In the digital age, a teacher's role is not simply to present knowledge, but to navigate it. The overwhelming majority of the information that an undergraduate gains in her degree is available for free on the internet or in libraries.
A digital age instructor's job is to guide and motivate students' paths through this information – to provide the vision and context necessary to develop expertise in a field. Introductory courses make up the bulk of students' collective experience with mathematics and statistics, so any expertise to be gained in those one or two courses needs to be a self-contained package.

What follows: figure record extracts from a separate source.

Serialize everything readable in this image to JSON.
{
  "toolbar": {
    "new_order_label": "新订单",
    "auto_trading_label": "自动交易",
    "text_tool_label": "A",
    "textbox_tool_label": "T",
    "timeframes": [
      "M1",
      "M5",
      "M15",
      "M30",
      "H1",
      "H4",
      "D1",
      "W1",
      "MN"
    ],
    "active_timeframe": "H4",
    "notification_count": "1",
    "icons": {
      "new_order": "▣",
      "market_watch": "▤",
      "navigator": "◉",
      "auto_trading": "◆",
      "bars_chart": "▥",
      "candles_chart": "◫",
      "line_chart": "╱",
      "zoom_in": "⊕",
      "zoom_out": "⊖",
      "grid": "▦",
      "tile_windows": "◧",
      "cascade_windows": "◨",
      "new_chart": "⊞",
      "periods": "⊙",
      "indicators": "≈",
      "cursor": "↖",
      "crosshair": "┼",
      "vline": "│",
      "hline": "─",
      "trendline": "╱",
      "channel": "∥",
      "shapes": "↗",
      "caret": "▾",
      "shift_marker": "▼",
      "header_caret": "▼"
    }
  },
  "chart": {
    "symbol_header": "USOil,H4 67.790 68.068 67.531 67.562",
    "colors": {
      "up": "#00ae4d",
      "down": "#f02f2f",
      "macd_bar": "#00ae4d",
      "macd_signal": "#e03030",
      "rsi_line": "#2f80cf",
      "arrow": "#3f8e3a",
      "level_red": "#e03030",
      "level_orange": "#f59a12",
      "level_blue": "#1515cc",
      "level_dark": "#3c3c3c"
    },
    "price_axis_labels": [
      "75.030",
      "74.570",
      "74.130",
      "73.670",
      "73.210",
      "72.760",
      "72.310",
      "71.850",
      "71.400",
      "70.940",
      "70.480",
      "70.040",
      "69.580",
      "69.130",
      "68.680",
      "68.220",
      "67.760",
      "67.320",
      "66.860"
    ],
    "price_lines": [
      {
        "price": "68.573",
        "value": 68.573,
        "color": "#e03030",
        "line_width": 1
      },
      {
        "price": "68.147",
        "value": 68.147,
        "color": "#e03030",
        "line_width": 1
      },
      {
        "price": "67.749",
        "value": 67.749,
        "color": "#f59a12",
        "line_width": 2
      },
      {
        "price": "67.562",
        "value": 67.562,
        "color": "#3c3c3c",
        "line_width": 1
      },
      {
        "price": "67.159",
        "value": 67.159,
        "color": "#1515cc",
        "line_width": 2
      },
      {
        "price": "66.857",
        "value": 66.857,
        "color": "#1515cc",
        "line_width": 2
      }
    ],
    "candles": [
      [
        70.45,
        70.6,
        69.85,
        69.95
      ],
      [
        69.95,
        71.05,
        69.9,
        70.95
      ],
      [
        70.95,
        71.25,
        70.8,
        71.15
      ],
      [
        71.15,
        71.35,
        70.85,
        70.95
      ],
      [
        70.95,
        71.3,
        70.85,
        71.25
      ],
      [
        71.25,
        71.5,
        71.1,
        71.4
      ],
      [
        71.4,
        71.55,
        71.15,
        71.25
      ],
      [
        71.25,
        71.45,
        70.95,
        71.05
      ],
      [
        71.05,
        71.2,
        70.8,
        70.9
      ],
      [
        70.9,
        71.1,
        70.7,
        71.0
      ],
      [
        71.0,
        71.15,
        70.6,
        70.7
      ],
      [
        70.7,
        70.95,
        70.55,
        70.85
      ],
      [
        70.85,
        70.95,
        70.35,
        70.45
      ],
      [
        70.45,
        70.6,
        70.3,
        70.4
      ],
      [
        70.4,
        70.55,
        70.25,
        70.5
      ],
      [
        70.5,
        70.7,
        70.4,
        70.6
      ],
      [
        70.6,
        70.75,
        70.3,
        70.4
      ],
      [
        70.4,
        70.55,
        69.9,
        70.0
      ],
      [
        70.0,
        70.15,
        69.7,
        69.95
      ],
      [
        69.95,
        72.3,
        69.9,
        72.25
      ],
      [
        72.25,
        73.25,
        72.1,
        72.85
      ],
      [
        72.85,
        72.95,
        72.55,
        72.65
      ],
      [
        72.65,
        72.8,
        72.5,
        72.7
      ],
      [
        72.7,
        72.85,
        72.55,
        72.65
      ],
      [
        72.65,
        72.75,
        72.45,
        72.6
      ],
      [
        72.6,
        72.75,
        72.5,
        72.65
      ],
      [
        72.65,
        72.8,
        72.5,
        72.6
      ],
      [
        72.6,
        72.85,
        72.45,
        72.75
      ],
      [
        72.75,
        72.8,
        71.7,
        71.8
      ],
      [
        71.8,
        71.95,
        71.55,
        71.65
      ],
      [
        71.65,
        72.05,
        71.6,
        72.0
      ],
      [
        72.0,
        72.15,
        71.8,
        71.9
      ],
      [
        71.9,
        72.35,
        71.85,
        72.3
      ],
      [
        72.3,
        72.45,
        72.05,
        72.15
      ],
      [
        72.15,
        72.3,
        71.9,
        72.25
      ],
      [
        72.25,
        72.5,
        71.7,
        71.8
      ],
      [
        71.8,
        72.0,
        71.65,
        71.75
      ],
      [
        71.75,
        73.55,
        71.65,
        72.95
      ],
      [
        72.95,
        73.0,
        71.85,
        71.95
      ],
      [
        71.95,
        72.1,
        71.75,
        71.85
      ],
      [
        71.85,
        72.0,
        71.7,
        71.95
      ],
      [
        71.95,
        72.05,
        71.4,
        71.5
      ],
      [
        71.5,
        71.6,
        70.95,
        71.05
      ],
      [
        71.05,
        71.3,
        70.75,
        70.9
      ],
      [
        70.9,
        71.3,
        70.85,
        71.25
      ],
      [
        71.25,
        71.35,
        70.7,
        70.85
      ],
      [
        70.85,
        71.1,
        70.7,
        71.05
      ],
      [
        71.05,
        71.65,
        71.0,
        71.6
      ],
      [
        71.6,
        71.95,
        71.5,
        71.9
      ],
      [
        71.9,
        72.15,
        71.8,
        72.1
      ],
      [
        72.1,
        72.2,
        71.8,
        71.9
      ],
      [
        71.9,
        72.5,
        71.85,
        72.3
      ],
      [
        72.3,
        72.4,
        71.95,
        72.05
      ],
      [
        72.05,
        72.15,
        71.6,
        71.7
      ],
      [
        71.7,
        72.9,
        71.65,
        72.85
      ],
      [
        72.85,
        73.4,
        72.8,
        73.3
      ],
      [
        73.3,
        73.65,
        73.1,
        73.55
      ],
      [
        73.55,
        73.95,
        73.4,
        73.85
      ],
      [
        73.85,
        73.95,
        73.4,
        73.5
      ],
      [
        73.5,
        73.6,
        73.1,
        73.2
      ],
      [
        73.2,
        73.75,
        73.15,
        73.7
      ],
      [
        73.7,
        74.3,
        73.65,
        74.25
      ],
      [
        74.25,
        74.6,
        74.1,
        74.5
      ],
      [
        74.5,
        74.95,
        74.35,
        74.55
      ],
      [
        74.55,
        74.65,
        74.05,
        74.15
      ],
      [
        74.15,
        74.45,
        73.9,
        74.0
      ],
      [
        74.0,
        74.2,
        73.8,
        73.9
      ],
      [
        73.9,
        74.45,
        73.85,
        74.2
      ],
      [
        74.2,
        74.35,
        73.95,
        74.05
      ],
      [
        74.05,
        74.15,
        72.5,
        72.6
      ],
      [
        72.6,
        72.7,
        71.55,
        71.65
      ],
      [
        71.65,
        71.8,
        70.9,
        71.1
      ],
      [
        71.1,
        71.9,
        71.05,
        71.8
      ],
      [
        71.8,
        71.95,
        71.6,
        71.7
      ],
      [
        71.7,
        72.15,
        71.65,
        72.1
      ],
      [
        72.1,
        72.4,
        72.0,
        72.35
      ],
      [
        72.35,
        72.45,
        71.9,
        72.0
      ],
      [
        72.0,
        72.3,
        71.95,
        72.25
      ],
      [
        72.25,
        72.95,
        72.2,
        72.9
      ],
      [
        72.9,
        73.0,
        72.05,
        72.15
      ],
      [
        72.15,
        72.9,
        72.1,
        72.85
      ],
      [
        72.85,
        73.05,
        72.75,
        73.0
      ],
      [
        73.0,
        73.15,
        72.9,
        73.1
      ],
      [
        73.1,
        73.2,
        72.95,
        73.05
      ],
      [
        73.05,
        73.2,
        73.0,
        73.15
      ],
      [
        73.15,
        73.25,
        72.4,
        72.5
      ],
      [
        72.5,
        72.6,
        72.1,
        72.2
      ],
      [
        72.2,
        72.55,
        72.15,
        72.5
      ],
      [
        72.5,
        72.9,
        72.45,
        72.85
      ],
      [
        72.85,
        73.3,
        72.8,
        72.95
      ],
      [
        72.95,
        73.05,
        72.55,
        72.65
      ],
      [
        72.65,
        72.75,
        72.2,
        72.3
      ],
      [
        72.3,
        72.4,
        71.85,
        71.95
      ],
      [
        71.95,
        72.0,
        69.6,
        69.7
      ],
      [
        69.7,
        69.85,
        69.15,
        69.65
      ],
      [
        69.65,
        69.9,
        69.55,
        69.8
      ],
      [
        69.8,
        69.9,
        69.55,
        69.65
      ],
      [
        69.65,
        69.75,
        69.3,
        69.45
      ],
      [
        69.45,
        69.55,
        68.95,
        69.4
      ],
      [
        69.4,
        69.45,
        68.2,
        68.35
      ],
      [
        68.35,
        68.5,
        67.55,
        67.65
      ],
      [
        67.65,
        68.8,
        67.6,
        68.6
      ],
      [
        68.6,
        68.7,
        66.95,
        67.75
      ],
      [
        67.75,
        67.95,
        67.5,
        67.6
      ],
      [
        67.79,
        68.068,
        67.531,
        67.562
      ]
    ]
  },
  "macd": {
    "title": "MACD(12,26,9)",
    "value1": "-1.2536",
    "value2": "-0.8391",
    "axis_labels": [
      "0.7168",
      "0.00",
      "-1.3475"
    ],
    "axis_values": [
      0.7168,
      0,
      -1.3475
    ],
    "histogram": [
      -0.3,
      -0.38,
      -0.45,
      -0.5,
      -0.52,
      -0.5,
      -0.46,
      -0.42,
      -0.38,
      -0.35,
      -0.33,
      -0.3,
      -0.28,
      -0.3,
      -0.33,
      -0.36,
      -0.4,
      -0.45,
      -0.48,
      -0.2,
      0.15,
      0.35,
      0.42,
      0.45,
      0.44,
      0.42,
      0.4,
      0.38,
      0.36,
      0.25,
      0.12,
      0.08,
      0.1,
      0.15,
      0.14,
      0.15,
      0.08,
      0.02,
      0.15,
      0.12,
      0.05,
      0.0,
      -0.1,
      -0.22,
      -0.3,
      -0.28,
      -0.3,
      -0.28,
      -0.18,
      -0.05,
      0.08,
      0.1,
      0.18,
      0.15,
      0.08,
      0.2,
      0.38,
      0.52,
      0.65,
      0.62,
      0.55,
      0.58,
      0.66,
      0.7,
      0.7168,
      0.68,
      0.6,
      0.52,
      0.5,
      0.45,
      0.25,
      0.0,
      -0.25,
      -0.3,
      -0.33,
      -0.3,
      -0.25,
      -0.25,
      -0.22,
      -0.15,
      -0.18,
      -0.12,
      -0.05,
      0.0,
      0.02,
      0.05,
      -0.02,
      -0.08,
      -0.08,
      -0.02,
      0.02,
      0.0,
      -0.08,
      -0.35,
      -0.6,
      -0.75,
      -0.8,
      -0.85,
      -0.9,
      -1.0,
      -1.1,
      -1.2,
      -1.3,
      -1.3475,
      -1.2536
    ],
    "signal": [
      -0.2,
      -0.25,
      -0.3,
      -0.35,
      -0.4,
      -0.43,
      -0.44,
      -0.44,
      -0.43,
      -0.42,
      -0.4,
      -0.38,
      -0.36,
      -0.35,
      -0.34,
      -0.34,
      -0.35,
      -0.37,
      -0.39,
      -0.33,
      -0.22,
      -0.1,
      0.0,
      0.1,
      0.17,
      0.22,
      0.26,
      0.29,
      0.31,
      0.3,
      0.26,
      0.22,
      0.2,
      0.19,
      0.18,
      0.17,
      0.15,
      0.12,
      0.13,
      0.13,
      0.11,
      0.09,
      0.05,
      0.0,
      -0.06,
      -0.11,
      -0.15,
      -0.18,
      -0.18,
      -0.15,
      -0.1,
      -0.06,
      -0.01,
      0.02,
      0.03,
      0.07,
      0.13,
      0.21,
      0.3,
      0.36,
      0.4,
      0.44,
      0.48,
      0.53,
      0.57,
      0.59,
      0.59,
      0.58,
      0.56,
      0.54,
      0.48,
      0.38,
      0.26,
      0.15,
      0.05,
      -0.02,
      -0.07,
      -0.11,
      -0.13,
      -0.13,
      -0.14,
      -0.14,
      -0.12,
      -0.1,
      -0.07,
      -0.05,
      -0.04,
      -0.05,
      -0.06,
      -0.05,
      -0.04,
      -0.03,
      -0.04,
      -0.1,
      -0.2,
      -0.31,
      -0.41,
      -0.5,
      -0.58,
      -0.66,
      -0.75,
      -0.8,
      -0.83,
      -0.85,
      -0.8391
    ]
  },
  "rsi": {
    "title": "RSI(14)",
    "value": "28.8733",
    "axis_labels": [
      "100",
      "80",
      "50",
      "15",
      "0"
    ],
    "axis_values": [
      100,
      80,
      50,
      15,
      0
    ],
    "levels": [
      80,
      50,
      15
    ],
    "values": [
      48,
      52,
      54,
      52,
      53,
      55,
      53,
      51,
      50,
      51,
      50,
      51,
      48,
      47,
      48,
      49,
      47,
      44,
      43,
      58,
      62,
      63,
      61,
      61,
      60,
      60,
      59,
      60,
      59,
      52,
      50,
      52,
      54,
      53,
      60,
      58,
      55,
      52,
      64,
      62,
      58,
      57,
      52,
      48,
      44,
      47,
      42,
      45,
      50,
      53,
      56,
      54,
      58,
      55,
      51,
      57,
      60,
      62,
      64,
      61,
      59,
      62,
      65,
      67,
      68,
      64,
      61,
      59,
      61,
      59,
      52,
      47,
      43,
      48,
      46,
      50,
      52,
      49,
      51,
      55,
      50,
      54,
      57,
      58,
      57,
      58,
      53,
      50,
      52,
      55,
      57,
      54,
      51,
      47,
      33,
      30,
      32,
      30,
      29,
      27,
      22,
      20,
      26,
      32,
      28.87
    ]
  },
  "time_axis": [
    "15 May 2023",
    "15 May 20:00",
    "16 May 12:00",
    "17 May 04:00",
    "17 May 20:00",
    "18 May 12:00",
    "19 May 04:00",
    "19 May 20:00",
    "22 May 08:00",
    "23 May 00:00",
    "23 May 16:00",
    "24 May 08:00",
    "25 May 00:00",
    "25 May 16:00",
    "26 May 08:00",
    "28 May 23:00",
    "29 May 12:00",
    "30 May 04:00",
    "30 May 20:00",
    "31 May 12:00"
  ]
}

For example, rigorous proofs serve introductory students very little; the practice of rigor and constructing proofs has little value until upper-division courses. Introductory students learn by doing the tasks that are actually relevant to the course: examples. As such, I prefer to relegate much of the proof work to optional out-of-class readings. The extra instructional time for guided, step-by-step examples makes the material more accessible. It also provides more opportunities to fill the fundamental gaps from high school mathematics that will otherwise prevent understanding. For the few that do continue in a mathematics or statistics major, I feel that what they may lack in experience with proofs is more than compensated by a stronger foundation in the introductory material.
This focus on accessibility extends to my policies on assignments and office hours. Assignments should be vehicles for students to struggle through a set of practice problems and receive formative feedback. However, logistics of providing quality feedback aside, that doesn't work for everyone. Assignments need to have grades attached so students will have extrinsic motivation to completing them, but these same grades penalize mistakes on something that should be practice.
I want assignments to be important and challenging enough to take seriously, but not so much as to tempt plagiarism. In the past, I have solved this by booking extra office hours on the days before assignments are due, and telling my students that I will give them entire solutions to assignment questions. I've found that on these office days, a group of 5-12 students would come to my office with their assignment hang-ups, but that they could answer each others' questions with only moderate guidance from me. Some of these students likely sat in to get their solutions from the rest of the office group, but that's still better than copying written assignments verbatim.
Finally, I try to explicitly declare the 'take-home messages' by including them in my lessons. That is, the few ideas that I hope students will remember long after the final exam is over. These messages include general strategies about the mathematical sciences such as “every hard problem is merely a collection of easy problems”, and George Box's quote “all models are wrong, some are useful.”. If my students are to retain anything from their time spent on coursework, I hope it's something of value and general applicability rather than memories of referring to tables of integrals and probability.